3. Use food as an emotional friend
This is difficult for every athlete and while it will happen from time to time, it is important to realize when it is happening and why it is happening. Allow it to take its course so you can learn from the emotional connection but try to decrease the rate at which it happens so it does not become a habit. Food should not be used to fulfill another biological need unless you are hungry. When you find yourself emotionally drawn to food, engage in another activity to get yourself out of the current situation and into a healthier, supportive one.
4. Overconsume carbohydrates
The era of a high fat intake causing chronic diseases has been changing since there has not been research to suggest a direct correlation. However, there is much data linking a high refined, processed carbohydrate diet to chronic diseases. Let most of your carbohydrate intake come from vegetables and fruits with grains filling in your remaining needs. And don’t forget that some protein sources, such as nuts and beans, contain carbohydrate.
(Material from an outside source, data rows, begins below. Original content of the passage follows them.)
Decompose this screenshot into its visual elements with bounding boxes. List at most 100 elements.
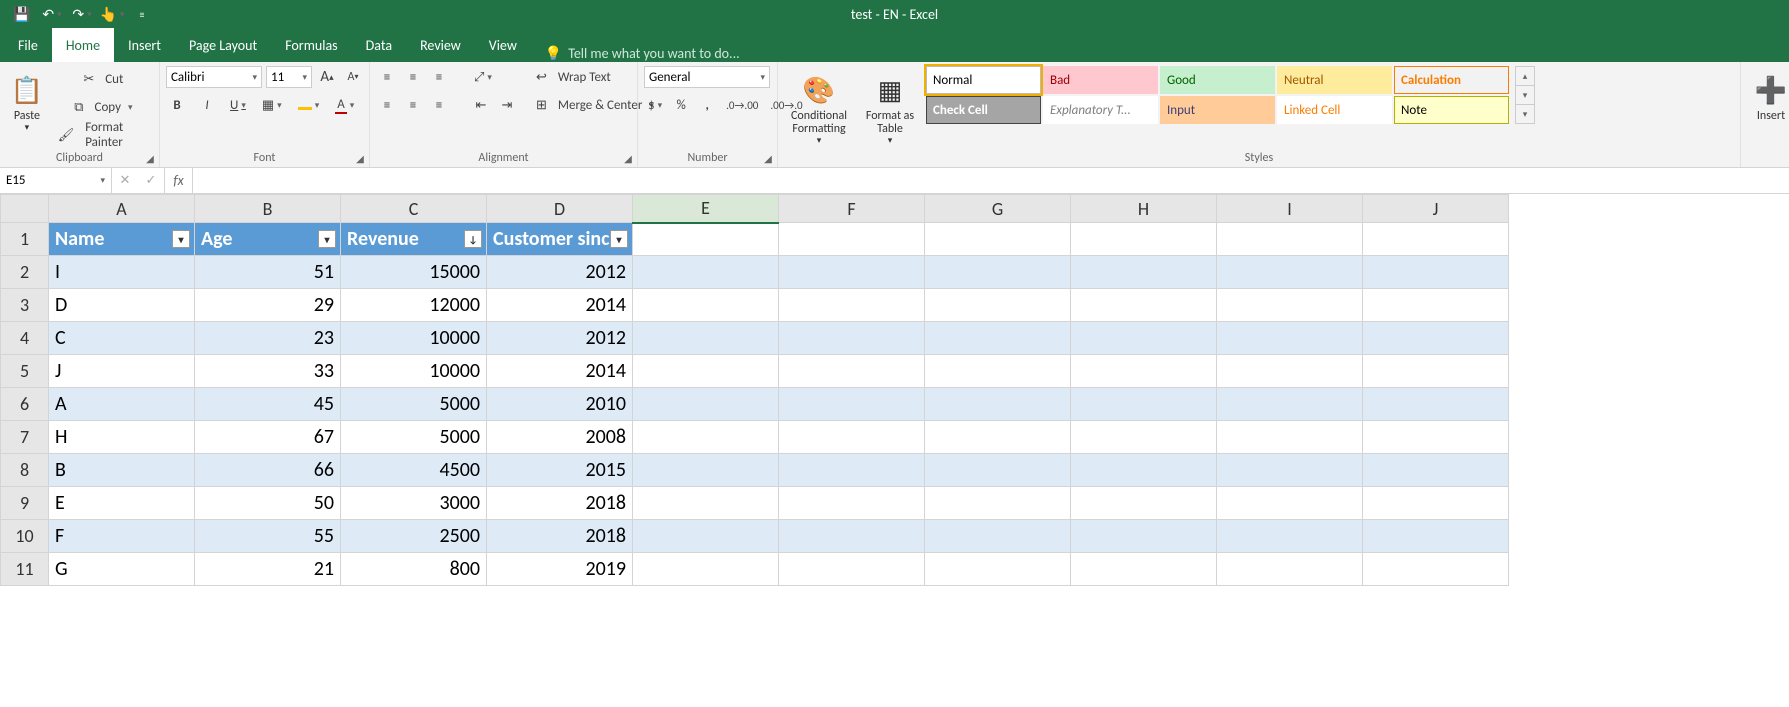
align-middle-button[interactable]: ≡	[402, 66, 424, 88]
cell[interactable]	[1217, 289, 1363, 322]
cell[interactable]: 2014	[487, 289, 633, 322]
column-header-H[interactable]: H	[1071, 195, 1217, 223]
font-size-combo[interactable]: 11▾	[266, 66, 312, 88]
increase-indent-button[interactable]: ⇥	[496, 94, 518, 116]
style-linked-cell[interactable]: Linked Cell	[1277, 96, 1392, 124]
cell[interactable]	[1071, 487, 1217, 520]
row-header-11[interactable]: 11	[1, 553, 49, 586]
column-header-G[interactable]: G	[925, 195, 1071, 223]
cell[interactable]	[1217, 223, 1363, 256]
filter-button[interactable]: ▾	[172, 230, 190, 248]
cell[interactable]: 12000	[341, 289, 487, 322]
style-neutral[interactable]: Neutral	[1277, 66, 1392, 94]
undo-button[interactable]: ↶	[38, 2, 66, 26]
cell[interactable]	[633, 256, 779, 289]
cell[interactable]	[1071, 355, 1217, 388]
cell[interactable]: 66	[195, 454, 341, 487]
cell[interactable]	[633, 388, 779, 421]
style-good[interactable]: Good	[1160, 66, 1275, 94]
gallery-down-icon[interactable]: ▾	[1516, 86, 1534, 105]
cell[interactable]: I	[49, 256, 195, 289]
cell[interactable]: 4500	[341, 454, 487, 487]
row-header-5[interactable]: 5	[1, 355, 49, 388]
select-all-corner[interactable]	[1, 195, 49, 223]
cell[interactable]: 2019	[487, 553, 633, 586]
style-explanatory-t-[interactable]: Explanatory T...	[1043, 96, 1158, 124]
cell[interactable]	[633, 520, 779, 553]
column-header-D[interactable]: D	[487, 195, 633, 223]
cell[interactable]	[779, 520, 925, 553]
clipboard-dialog-launcher[interactable]: ◢	[143, 151, 157, 165]
cell[interactable]	[1217, 421, 1363, 454]
cell[interactable]	[1071, 289, 1217, 322]
cell[interactable]	[1363, 454, 1509, 487]
cell[interactable]	[779, 289, 925, 322]
worksheet-grid[interactable]: ABCDEFGHIJ 1Name▾Age▾Revenue↓Customer si…	[0, 194, 1789, 586]
tell-me-search[interactable]: 💡 Tell me what you want to do...	[531, 45, 754, 62]
tab-formulas[interactable]: Formulas	[271, 28, 351, 62]
style-calculation[interactable]: Calculation	[1394, 66, 1509, 94]
style-input[interactable]: Input	[1160, 96, 1275, 124]
cell[interactable]: 45	[195, 388, 341, 421]
cell[interactable]	[1363, 355, 1509, 388]
name-box[interactable]: E15 ▾	[0, 168, 112, 193]
align-left-button[interactable]: ≡	[376, 94, 398, 116]
column-header-F[interactable]: F	[779, 195, 925, 223]
filter-button[interactable]: ▾	[318, 230, 336, 248]
cell[interactable]	[779, 487, 925, 520]
filter-button[interactable]: ▾	[610, 230, 628, 248]
cell[interactable]: 2015	[487, 454, 633, 487]
cell[interactable]	[633, 322, 779, 355]
style-normal[interactable]: Normal	[926, 66, 1041, 94]
row-header-10[interactable]: 10	[1, 520, 49, 553]
cell[interactable]: 2012	[487, 256, 633, 289]
cell[interactable]	[779, 388, 925, 421]
row-header-9[interactable]: 9	[1, 487, 49, 520]
font-dialog-launcher[interactable]: ◢	[353, 151, 367, 165]
decrease-indent-button[interactable]: ⇤	[470, 94, 492, 116]
cell[interactable]	[1363, 256, 1509, 289]
cell[interactable]	[633, 289, 779, 322]
cell[interactable]	[925, 553, 1071, 586]
gallery-up-icon[interactable]: ▴	[1516, 67, 1534, 86]
save-button[interactable]: 💾	[8, 2, 36, 26]
row-header-8[interactable]: 8	[1, 454, 49, 487]
align-top-button[interactable]: ≡	[376, 66, 398, 88]
cell[interactable]	[633, 223, 779, 256]
column-header-E[interactable]: E	[633, 195, 779, 223]
bold-button[interactable]: B	[166, 94, 188, 116]
column-header-B[interactable]: B	[195, 195, 341, 223]
cell[interactable]: 67	[195, 421, 341, 454]
tab-file[interactable]: File	[4, 28, 52, 62]
gallery-expand-icon[interactable]: ▾	[1516, 105, 1534, 123]
format-painter-button[interactable]: 🖌 Format Painter	[54, 124, 153, 146]
cell[interactable]	[925, 388, 1071, 421]
cell[interactable]: 2018	[487, 487, 633, 520]
cell[interactable]	[925, 223, 1071, 256]
cell[interactable]: 3000	[341, 487, 487, 520]
row-header-6[interactable]: 6	[1, 388, 49, 421]
style-bad[interactable]: Bad	[1043, 66, 1158, 94]
table-header-revenue[interactable]: Revenue↓	[341, 223, 487, 256]
cell[interactable]: 2008	[487, 421, 633, 454]
cell[interactable]	[925, 520, 1071, 553]
cell[interactable]	[1217, 520, 1363, 553]
row-header-1[interactable]: 1	[1, 223, 49, 256]
cell[interactable]	[1363, 487, 1509, 520]
cell[interactable]: 2500	[341, 520, 487, 553]
cell[interactable]	[779, 421, 925, 454]
percent-format-button[interactable]: %	[670, 94, 692, 116]
cell[interactable]: 29	[195, 289, 341, 322]
column-header-A[interactable]: A	[49, 195, 195, 223]
namebox-dropdown-icon[interactable]: ▾	[100, 175, 105, 186]
cell[interactable]	[1071, 454, 1217, 487]
cell[interactable]: 23	[195, 322, 341, 355]
cell[interactable]: 2010	[487, 388, 633, 421]
tab-data[interactable]: Data	[352, 28, 406, 62]
comma-format-button[interactable]: ,	[696, 94, 718, 116]
cell[interactable]	[779, 355, 925, 388]
cell[interactable]	[1071, 388, 1217, 421]
formula-input[interactable]	[193, 168, 1789, 193]
cell[interactable]: 2012	[487, 322, 633, 355]
cell[interactable]: 5000	[341, 388, 487, 421]
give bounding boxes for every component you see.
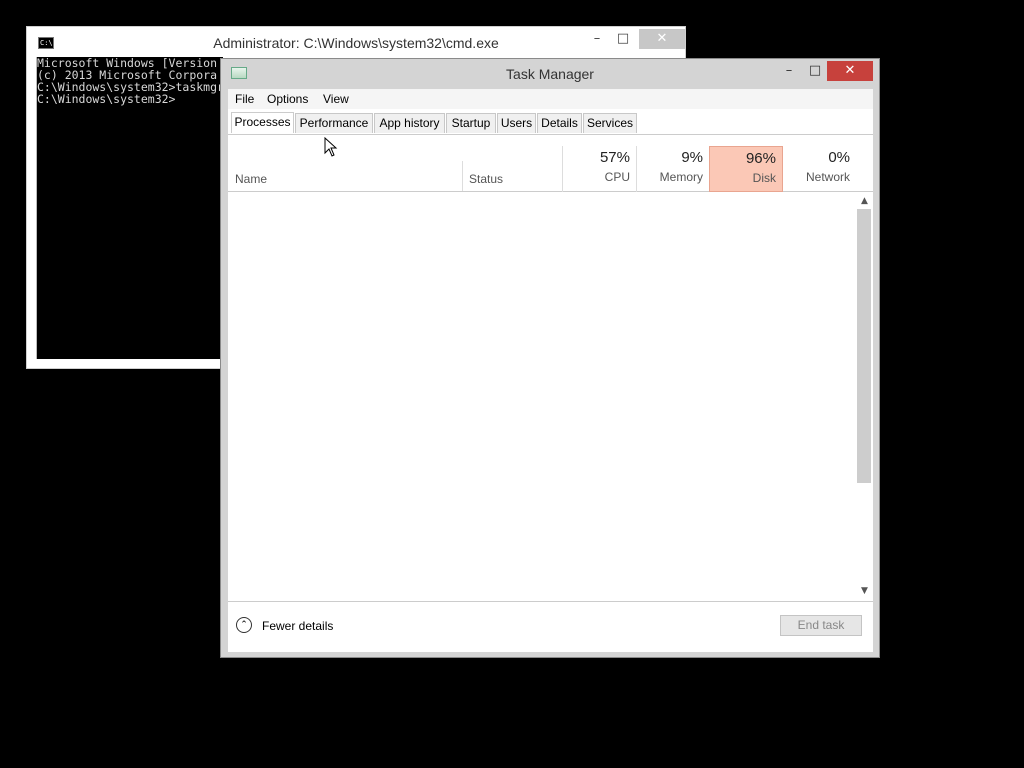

It is fairly difficult to have too few carbohydrates in your normal nutrition plan, especially since you are an endurance athlete.
5. Go on a diet
Anything that has the word “diet” in it does not suggest a sustained lifestyle habit change. It doesn’t matter if it is the next best thing or just another quick fix that someone decided to write about in a book. Diets have been proven in scientific research to not have long lasting positive effects. When adopting a new nutrition plan, be sure that it is sustainable, fits into your lifestyle, meets your goals and does not contain the word “diet.”